The Private Life of Henry VIII
The Private Life of Henry VIII is a 1933 British film directed and co-produced by Alexander Korda and starring Charles Laughton, Robert Donat, Merle Oberon and Elsa Lanchester. It was written by Lajos Bíró and Arthur Wimperis for London Film Productions, Korda's production company. The film, which focuses on the marriages of King Henry VIII of England, was a major international success, establishing Korda as a leading filmmaker and Laughton as a box-office star.
Production[edit]
Alexander Korda was seeking a film project suitable for Charles Laughton and his wife Elsa Lanchester. Originally, the story was to focus solely on the marriage of King Henry VIII and his fourth wife Anne of Cleves, but as the project grew, the story was modified to focus on five of Henry's six wives. Only the first wife, Catherine of Aragon, was omitted because those involved had no particular interest in her, describing her as a "respectable woman" in the film's first intertitles. Korda chose to ignore the religious and political aspects of Henry's reign, as the film makes no mention of the break with Rome and instead focuses on Henry's relations with his wives.[3]
The film cost £93,710 which was five times the average cost of a British feature in the early 1930s.[4]
Reception[edit]
Box office[edit]
The Private Life of Henry VIII was a commercial success. It made Alexander Korda a premier figure in the film industry, and United Artists signed him for 16 films. It also advanced the careers of Charles Laughton, Robert Donat and Merle Oberon (in her first major film role). Laughton would later reprise the same role in the 1953 film Young Bess opposite Jean Simmons as his daughter Elizabeth.
The film earned receipts of £81,825 in the UK, which was not enough to recover its production costs.[5] However it was hugely successful overseas, being the 12th-most-successful of 1933 at the American box office[6] and ultimately earned rentals of £500,000 on its first release.[7]

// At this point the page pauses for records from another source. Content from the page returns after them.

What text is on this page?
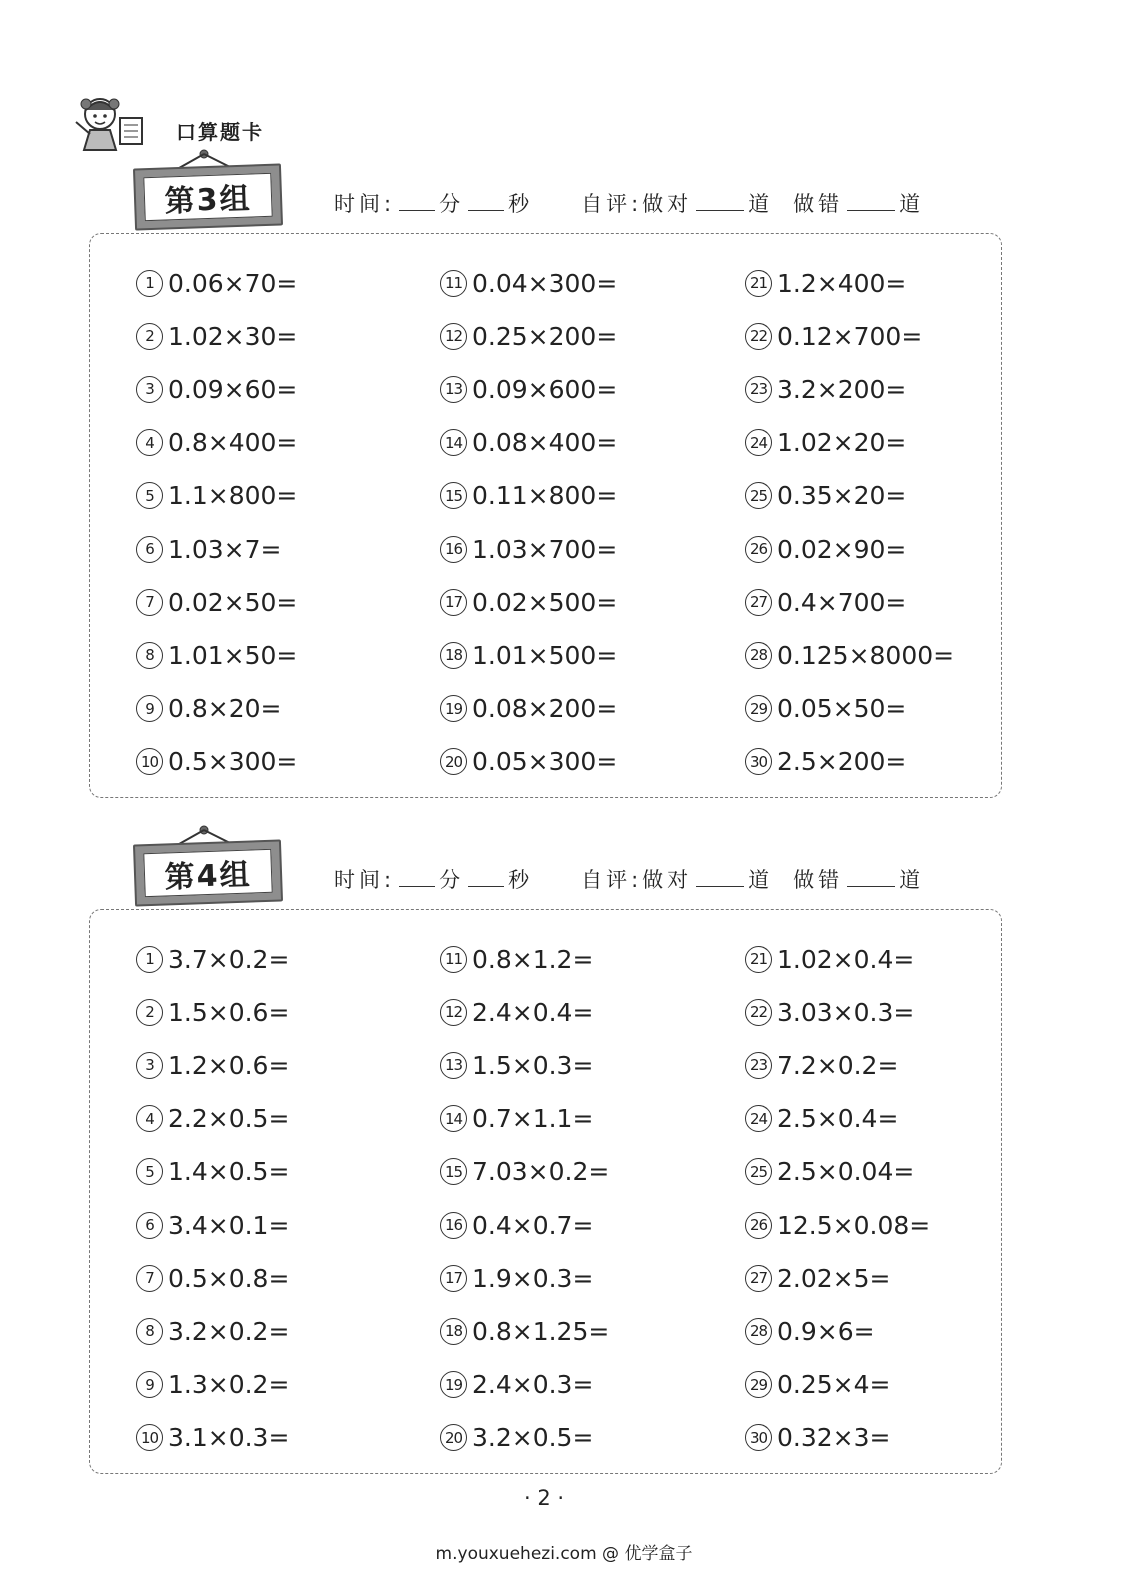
口算题卡
第3组	时间: 分 秒 自评:做对	道 做错	道
1 0.06×70=
2 1.02×30=
3 0.09×60=
4 0.8×400=
5 1.1×800=
6 1.03×7=
7 0.02×50=
8 1.01×50=
9 0.8×20=
10 0.5×300=
11 0.04×300=
12 0.25×200=
13 0.09×600=
14 0.08×400=
15 0.11×800=
16 1.03×700=
17 0.02×500=
18 1.01×500=
19 0.08×200=
20 0.05×300=
21 1.2×400=
22 0.12×700=
23 3.2×200=
24 1.02×20=
25 0.35×20=
26 0.02×90=
27 0.4×700=
28 0.125×8000=
29 0.05×50=
30 2.5×200=
第4组	时间: 分 秒 自评:做对	道 做错	道
1 3.7×0.2=
2 1.5×0.6=
3 1.2×0.6=
4 2.2×0.5=
5 1.4×0.5=
6 3.4×0.1=
7 0.5×0.8=
8 3.2×0.2=
9 1.3×0.2=
10 3.1×0.3=
11 0.8×1.2=
12 2.4×0.4=
13 1.5×0.3=
14 0.7×1.1=
15 7.03×0.2=
16 0.4×0.7=
17 1.9×0.3=
18 0.8×1.25=
19 2.4×0.3=
20 3.2×0.5=
21 1.02×0.4=
22 3.03×0.3=
23 7.2×0.2=
24 2.5×0.4=
25 2.5×0.04=
26 12.5×0.08=
27 2.02×5=
28 0.9×6=
29 0.25×4=
30 0.32×3=
· 2 ·
m.youxuehezi.com @ 优学盒子
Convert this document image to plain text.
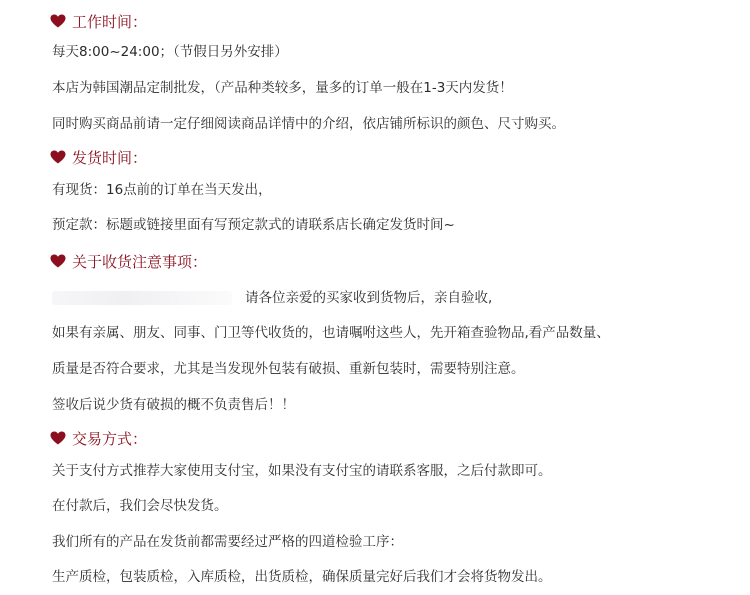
工作时间：
每天8:00~24:00；（节假日另外安排）
本店为韩国潮品定制批发，（产品种类较多，量多的订单一般在1-3天内发货！
同时购买商品前请一定仔细阅读商品详情中的介绍，依店铺所标识的颜色、尺寸购买。
发货时间：
有现货：16点前的订单在当天发出，
预定款：标题或链接里面有写预定款式的请联系店长确定发货时间~
关于收货注意事项：
请各位亲爱的买家收到货物后，亲自验收,
如果有亲属、朋友、同事、门卫等代收货的，也请嘱咐这些人，先开箱查验物品,看产品数量、
质量是否符合要求，尤其是当发现外包装有破损、重新包装时，需要特别注意。
签收后说少货有破损的概不负责售后！！
交易方式：
关于支付方式推荐大家使用支付宝，如果没有支付宝的请联系客服，之后付款即可。
在付款后，我们会尽快发货。
我们所有的产品在发货前都需要经过严格的四道检验工序：
生产质检，包装质检，入库质检，出货质检，确保质量完好后我们才会将货物发出。
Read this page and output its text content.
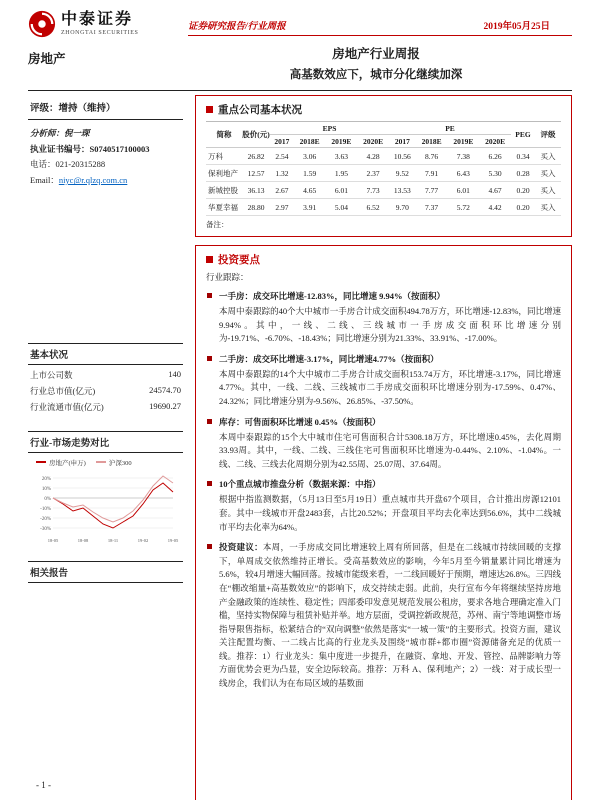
中泰证券
ZHONGTAI SECURITIES
证券研究报告/行业周报	2019年05月25日
房地产	房地产行业周报
高基数效应下，城市分化继续加深
评级：增持（维持）
分析师：倪一琛
执业证书编号：S0740517100003
电话：021-20315288
Email：niyc@r.qlzq.com.cn
基本状况
上市公司数	140
行业总市值(亿元)	24574.70
行业流通市值(亿元)	19690.27
行业-市场走势对比
房地产(申万)	沪深300
20%
10%
0%
-10%
-20%
-30%
18-05	18-08	18-11	19-02	19-05
相关报告
重点公司基本状况
简称	股价(元)	EPS				PE				PEG	评级
		2017	2018E	2019E	2020E	2017	2018E	2019E	2020E		
万科	26.82	2.54	3.06	3.63	4.28	10.56	8.76	7.38	6.26	0.34	买入
保利地产	12.57	1.32	1.59	1.95	2.37	9.52	7.91	6.43	5.30	0.28	买入
新城控股	36.13	2.67	4.65	6.01	7.73	13.53	7.77	6.01	4.67	0.20	买入
华夏幸福	28.80	2.97	3.91	5.04	6.52	9.70	7.37	5.72	4.42	0.20	买入
备注：
投资要点
行业跟踪：
一手房：成交环比增速-12.83%，同比增速 9.94%（按面积）
本周中泰跟踪的40个大中城市一手房合计成交面积494.78万方，环比增速-12.83%，同比增速9.94%。其中，一线、二线、三线城市一手房成交面积环比增速分别为-19.71%、-6.70%、-18.43%；同比增速分别为21.33%、33.91%、-17.00%。
二手房：成交环比增速-3.17%，同比增速4.77%（按面积）
本周中泰跟踪的14个大中城市二手房合计成交面积153.74万方，环比增速-3.17%，同比增速4.77%。其中，一线、二线、三线城市二手房成交面积环比增速分别为-17.59%、0.47%、24.32%；同比增速分别为-9.56%、26.85%、-37.50%。
库存：可售面积环比增速 0.45%（按面积）
本周中泰跟踪的15个大中城市住宅可售面积合计5308.18万方，环比增速0.45%，去化周期33.93周。其中，一线、二线、三线住宅可售面积环比增速为-0.44%、2.10%、-1.04%。一线、二线、三线去化周期分别为42.55周、25.07周、37.64周。
10个重点城市推盘分析（数据来源：中指）
根据中指监测数据，（5月13日至5月19日）重点城市共开盘67个项目，合计推出房源12101套。其中一线城市开盘2483套，占比20.52%；开盘项目平均去化率达到56.6%，其中二线城市平均去化率为64%。
投资建议：本周，一手房成交同比增速较上周有所回落，但是在二线城市持续回暖的支撑下，单周成交依然维持正增长。受高基数效应的影响，今年5月至今销量累计同比增速为5.6%，较4月增速大幅回落。按城市能级来看，一二线回暖好于预期，增速达26.8%。三四线在“棚改缩量+高基数效应”的影响下，成交持续走弱。此前，央行宣布今年将继续坚持房地产金融政策的连续性、稳定性；四部委印发意见规范发展公租房，要求各地合理确定准入门槛，坚持实物保障与租赁补贴并举。地方层面，受调控新政规范，苏州、南宁等地调整市场指导限售指标，松紧结合的“双向调整”依然是落实“一城一策”的主要形式。投资方面，建议关注配置均衡、一二线占比高的行业龙头及围绕“城市群+都市圈”资源储备充足的优质一线。推荐：1）行业龙头：集中度进一步提升，在融资、拿地、开发、管控、品牌影响力等方面优势会更为凸显，安全边际较高。推荐：万科 A、保利地产；2）一线：对于成长型一线房企，我们认为在布局区域的基数面
- 1 -
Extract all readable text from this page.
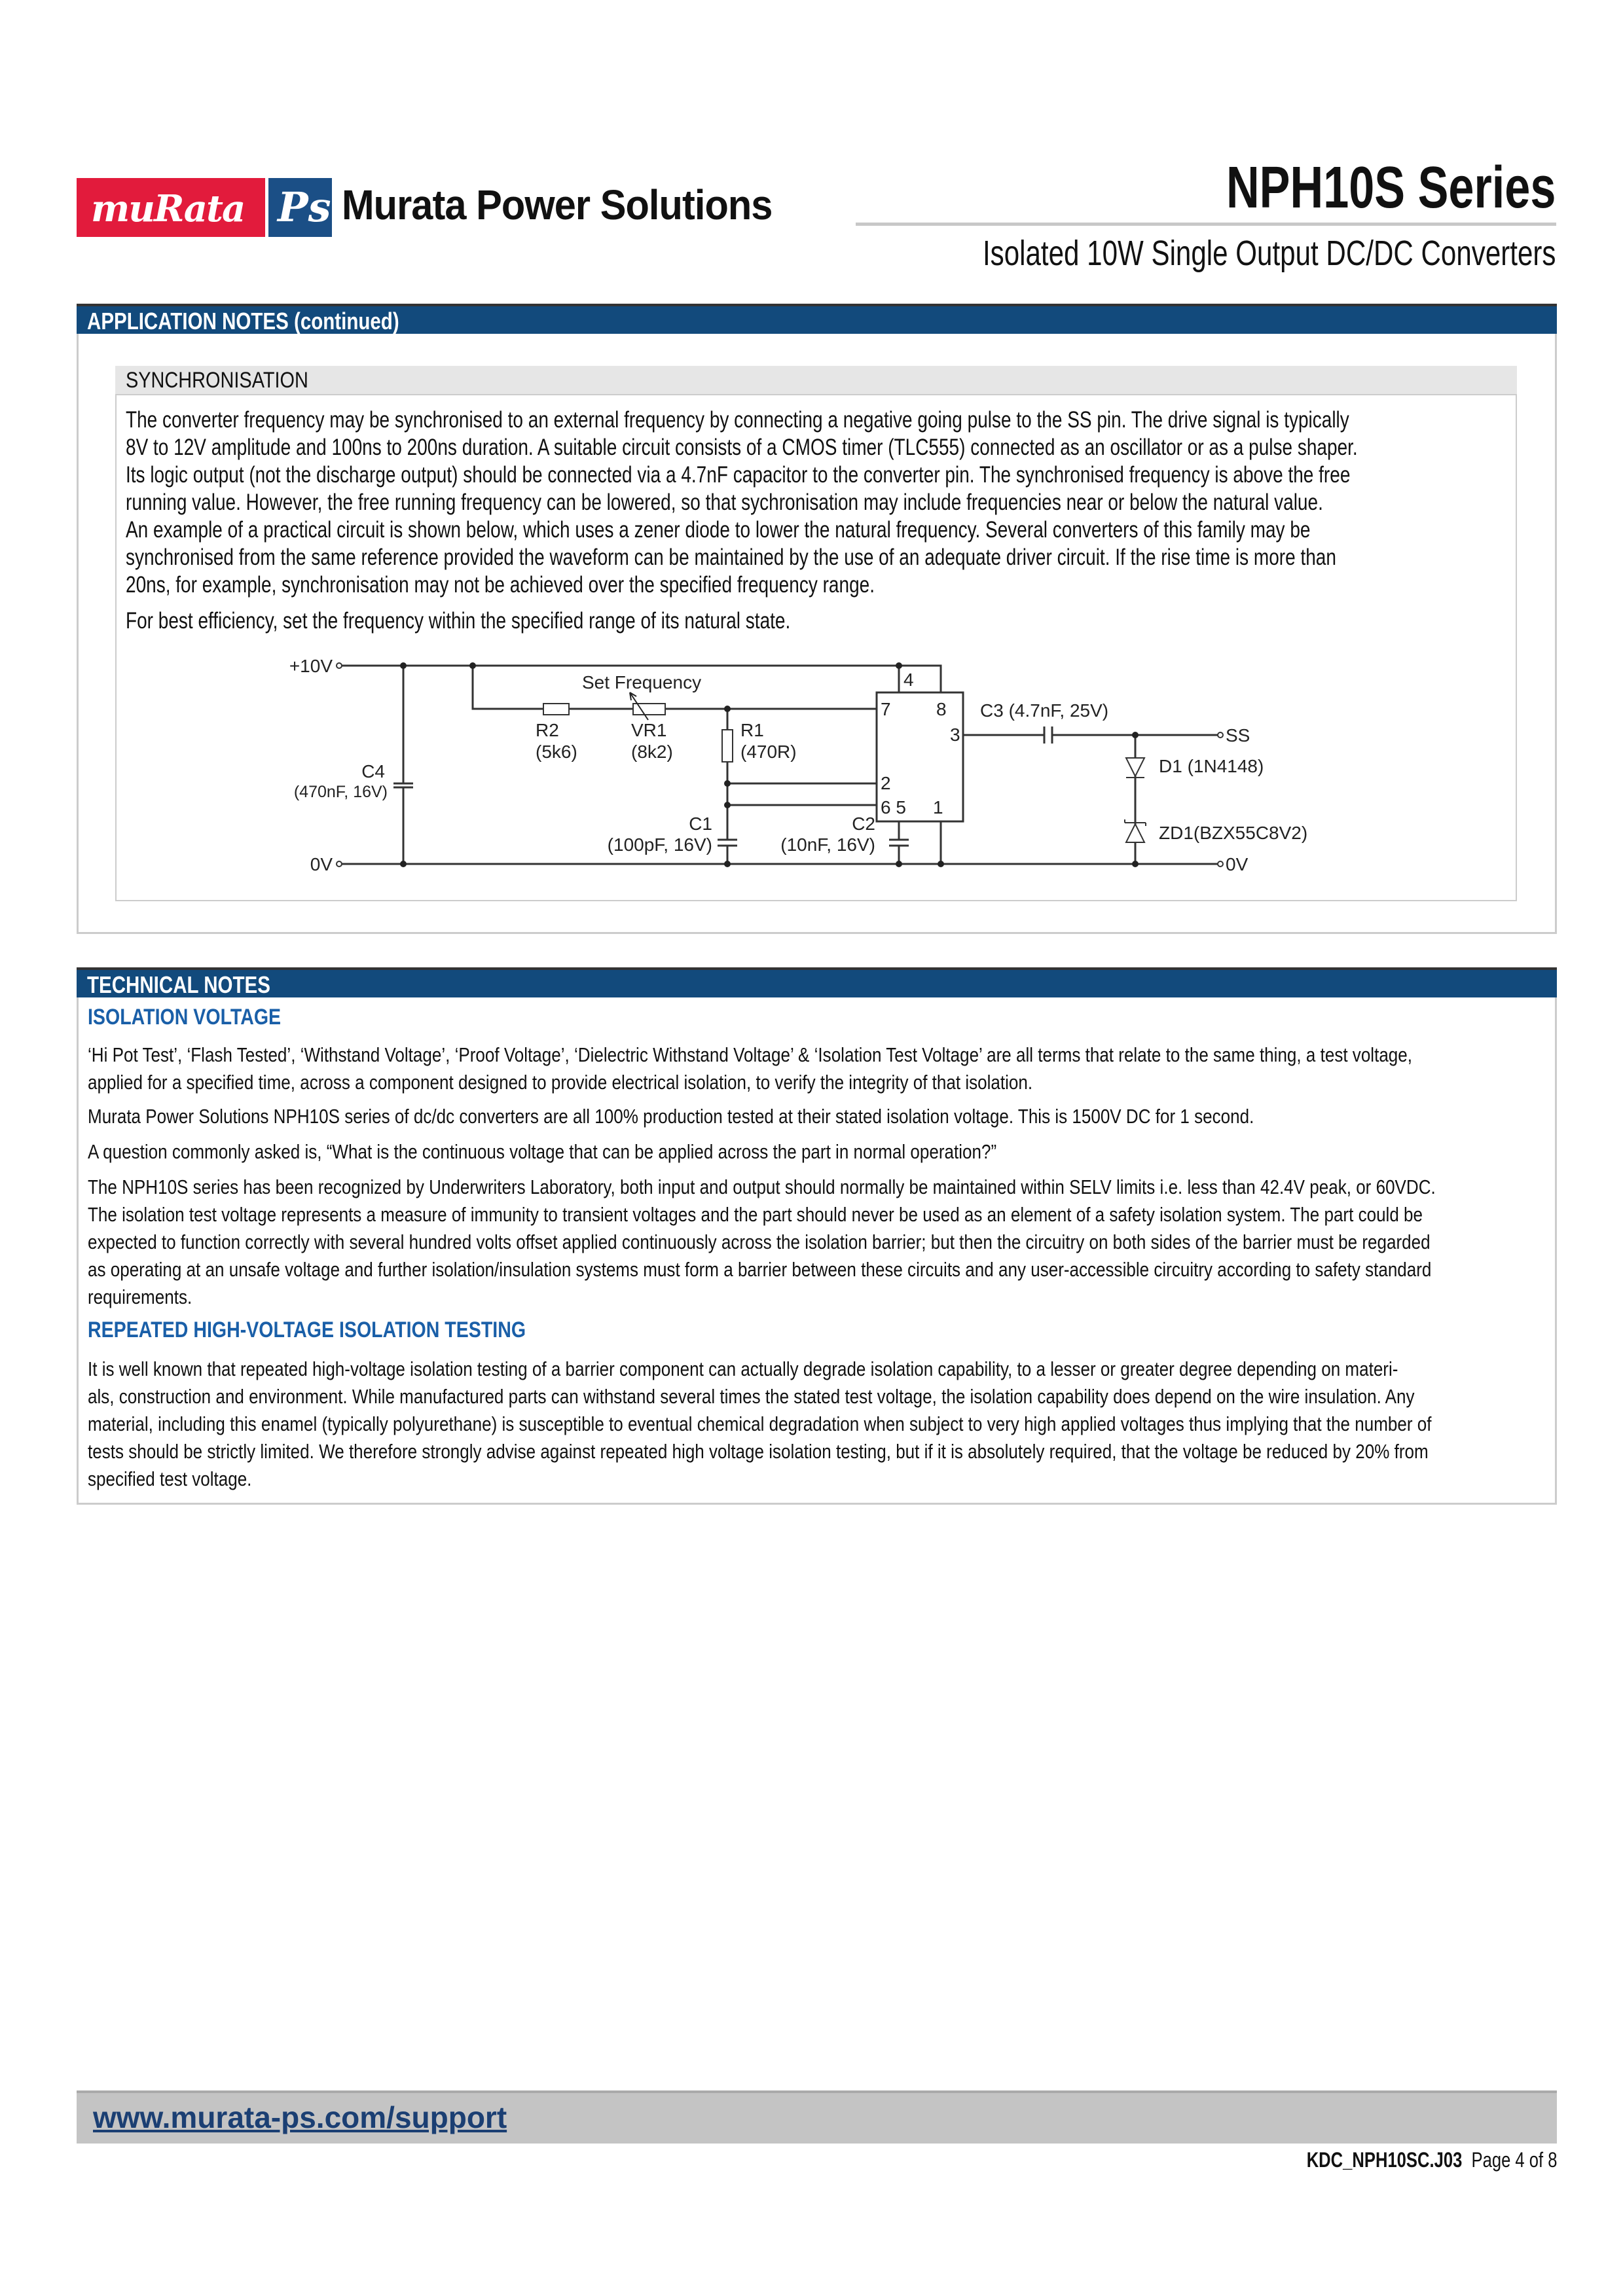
muRata Ps Murata Power Solutions	NPH10S Series
Isolated 10W Single Output DC/DC Converters
APPLICATION NOTES (continued)
SYNCHRONISATION
The converter frequency may be synchronised to an external frequency by connecting a negative going pulse to the SS pin. The drive signal is typically
8V to 12V amplitude and 100ns to 200ns duration. A suitable circuit consists of a CMOS timer (TLC555) connected as an oscillator or as a pulse shaper.
Its logic output (not the discharge output) should be connected via a 4.7nF capacitor to the converter pin. The synchronised frequency is above the free
running value. However, the free running frequency can be lowered, so that sychronisation may include frequencies near or below the natural value.
An example of a practical circuit is shown below, which uses a zener diode to lower the natural frequency. Several converters of this family may be
synchronised from the same reference provided the waveform can be maintained by the use of an adequate driver circuit. If the rise time is more than
20ns, for example, synchronisation may not be achieved over the specified frequency range.
For best efficiency, set the frequency within the specified range of its natural state.
+10V
0V
SS
0V
Set Frequency
R2
(5k6)
VR1
(8k2)
R1
(470R)
C4
(470nF, 16V)
C1
(100pF, 16V)
C2
(10nF, 16V)
C3 (4.7nF, 25V)
D1 (1N4148)
ZD1(BZX55C8V2)
4
7 8
3
2
6 5 1
TECHNICAL NOTES
ISOLATION VOLTAGE
‘Hi Pot Test’, ‘Flash Tested’, ‘Withstand Voltage’, ‘Proof Voltage’, ‘Dielectric Withstand Voltage’ & ‘Isolation Test Voltage’ are all terms that relate to the same thing, a test voltage,
applied for a specified time, across a component designed to provide electrical isolation, to verify the integrity of that isolation.
Murata Power Solutions NPH10S series of dc/dc converters are all 100% production tested at their stated isolation voltage. This is 1500V DC for 1 second.
A question commonly asked is, “What is the continuous voltage that can be applied across the part in normal operation?”
The NPH10S series has been recognized by Underwriters Laboratory, both input and output should normally be maintained within SELV limits i.e. less than 42.4V peak, or 60VDC.
The isolation test voltage represents a measure of immunity to transient voltages and the part should never be used as an element of a safety isolation system. The part could be
expected to function correctly with several hundred volts offset applied continuously across the isolation barrier; but then the circuitry on both sides of the barrier must be regarded
as operating at an unsafe voltage and further isolation/insulation systems must form a barrier between these circuits and any user-accessible circuitry according to safety standard
requirements.
REPEATED HIGH-VOLTAGE ISOLATION TESTING
It is well known that repeated high-voltage isolation testing of a barrier component can actually degrade isolation capability, to a lesser or greater degree depending on materi-
als, construction and environment. While manufactured parts can withstand several times the stated test voltage, the isolation capability does depend on the wire insulation. Any
material, including this enamel (typically polyurethane) is susceptible to eventual chemical degradation when subject to very high applied voltages thus implying that the number of
tests should be strictly limited. We therefore strongly advise against repeated high voltage isolation testing, but if it is absolutely required, that the voltage be reduced by 20% from
specified test voltage.
www.murata-ps.com/support
KDC_NPH10SC.J03 Page 4 of 8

It premiered to record-breaking crowds at New York's Radio City Music Hall and London's Leicester Square Theatre (now the Odeon West End), where it ran for nine weeks from 27 October 1933.[8]
Awards[edit]
At the Academy Awards, the film was the first foreign picture to win an Oscar (Charles Laughton for Best Actor), and the first foreign Best Picture nominee.
Laughton was voted best actor in a British film by readers of Film Weekly.[9]
Legacy[edit]
The Private Life of Henry VIII is credited with creating the popular image of Henry VIII as a fat, lecherous glutton who eats turkey legs and tosses bones over his shoulder (although in the film, Henry eats an entire chicken).[25][26][27][28][29]
Historian Alison Weir has pointed out that this image is contradicted by primary sources, noting: "As a rule, Henry did not dine in the great halls of his palaces, and his table manners were highly refined, as was the code of etiquette followed at his court. He was in fact a most fastidious man, and—for his time—unusually obsessed with hygiene. As for his pursuit of the ladies, there is plenty of evidence, but most of it fragmentary, for Henry was also far more discreet and prudish than we have been led to believe. These are just superficial examples of how the truth about historical figures can become distorted."[30]